Paper accepted for publication in IEEE Journal on Emerging and Selected Topics in Circuits and Systems

In February 2024, the research paper titled ” Enhancing context models for point cloud geometry compression with context feature residuals and multi-loss”, co-authored by the project participants – Prof. Hui Yuan, Dr Xin Lu, Mr Chang Sun and others from Shandong University and De Montfort University, was accepted for publication in IEEE Journal on Emerging and Selected Topics in Circuits and Systems. This paper focuses on the development of a general method to enhance context models for geometry point cloud compression.
In point cloud geometry compression, context models usually use the one-hot encoding of node occupancy as the label, and the cross-entropy between the one-hot encoding and the probability distribution predicted by the context model as the loss function. However, this approach has two main weaknesses. First, the differences between contexts of different nodes are not significant, making it difficult for the context model to accurately predict the probability distribution of node occupancy. Second, as the one-hot encoding is not the actual probability distribution of node occupancy, the cross-entropy loss function is inaccurate. To address these problems, we propose a general structure that can enhance existing context models rather than proposing a special network.
(1) To enhance the differences between contexts, we propose to include context feature residuals of adjacent contexts into the context models. Furthermore, we use the cosine similarity and the Euclidean distance to calculate the inter-class differences in context.

Figure 1: Overall architecture of the proposed structure. The structure consists of a feature extractor, main network, branch network, concatenate module and subtract module. Among them, the feature extractor and main network form the original context model. The subtract module is used to calculate context feature residuals and the concatenate module is used to concatenate the input of the network.

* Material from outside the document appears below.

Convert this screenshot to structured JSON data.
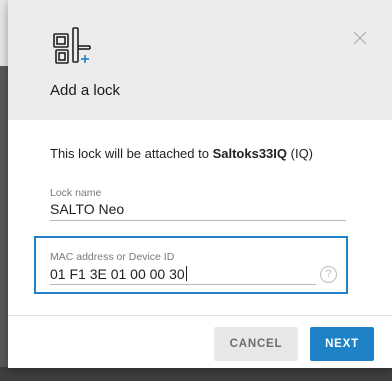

(2) We improve the performance of the context models by adding an MLP branch that directly predicts the node occupancy instead of the probability distribution. The loss function of this branch is the mean squared error (MSE) between its output and the actual node occupancy. Since the node occupancy is an accurate label, this branch introduces accurate gradients during the training of the context model. At the same time, the output of this branch will also serve as a feature to assist the training of the main network.

Figure 2: Overall architecture of EMR-OctAttention. The weighted context output from the attention layer is used as a latent representation to calculate the context feature residuals. The context feature residuals are concatenated with the weighted context and fed into two MLPs. One MLP outputs a 255-dimensional probability distribution and is the main network. The cross-entropy between this probability distribution and the one-hot encoding representing the actual occupancy of the node is used as the loss function. The other MLP outputs an 8-dimensional vector representing the occupancy probability of each child node. The mean squared error between this 8-dimensional vector and the actual occupancy of the 8 child nodes is used as the loss function.

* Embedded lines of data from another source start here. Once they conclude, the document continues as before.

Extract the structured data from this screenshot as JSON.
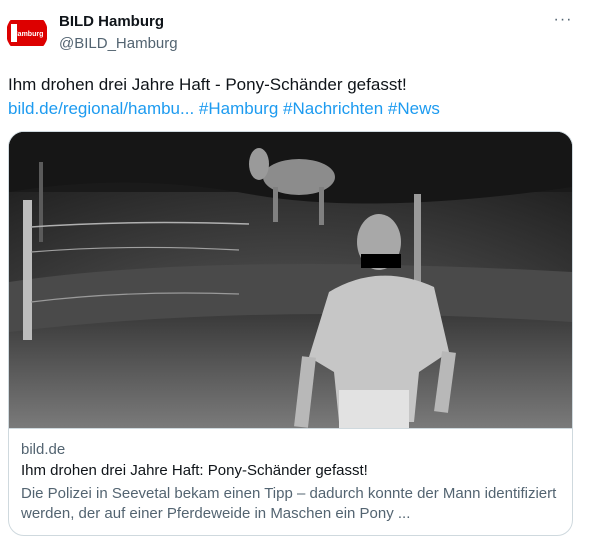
{
  "author": {
    "name": "BILD Hamburg",
    "handle": "@BILD_Hamburg",
    "avatar_text": "Hamburg",
    "avatar_color": "#dd0000"
  },
  "more_label": "···",
  "tweet_text": "Ihm drohen drei Jahre Haft - Pony-Schänder gefasst!",
  "link_text": "bild.de/regional/hambu...",
  "hashtags": [
    "#Hamburg",
    "#Nachrichten",
    "#News"
  ],
  "card": {
    "domain": "bild.de",
    "title": "Ihm drohen drei Jahre Haft: Pony-Schänder gefasst!",
    "description": "Die Polizei in Seevetal bekam einen Tipp – dadurch konnte der Mann identifiziert werden, der auf einer Pferdeweide in Maschen ein Pony ..."
  },
  "colors": {
    "link": "#1d9bf0",
    "text": "#0f1419",
    "muted": "#536471",
    "border": "#cfd9de"
  }
}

The effectiveness of our proposed approach is demonstrated by applying it to two state-of-the-art models: an octree-based one (OctAttention [1]) and a voxel-based one (VoxelDNN [2]). Experimental results show that our method can reduce the bitrate in geometry point cloud encoding without significantly increasing time complexity.

Reference:
[1] C. Fu, G. Li, R. Song, W. Gao, and S. Liu, “OctAttention: Octree-based large-scale contexts model for point cloud compression,” in Proc. AAAI Conf. Artif. Intell., 2022, pp. 625–633.
[2] D. T. Nguyen, M. Quach, G. Valenzise, and P. Duhamel, “Learning-based lossless compression of 3D point cloud geometry,” in Proc. IEEE Int. Conf. Acoust., Speech Signal Process. (ICASSP), Toronto, ON, Canada, Jun. 2021, pp. 4220–4224.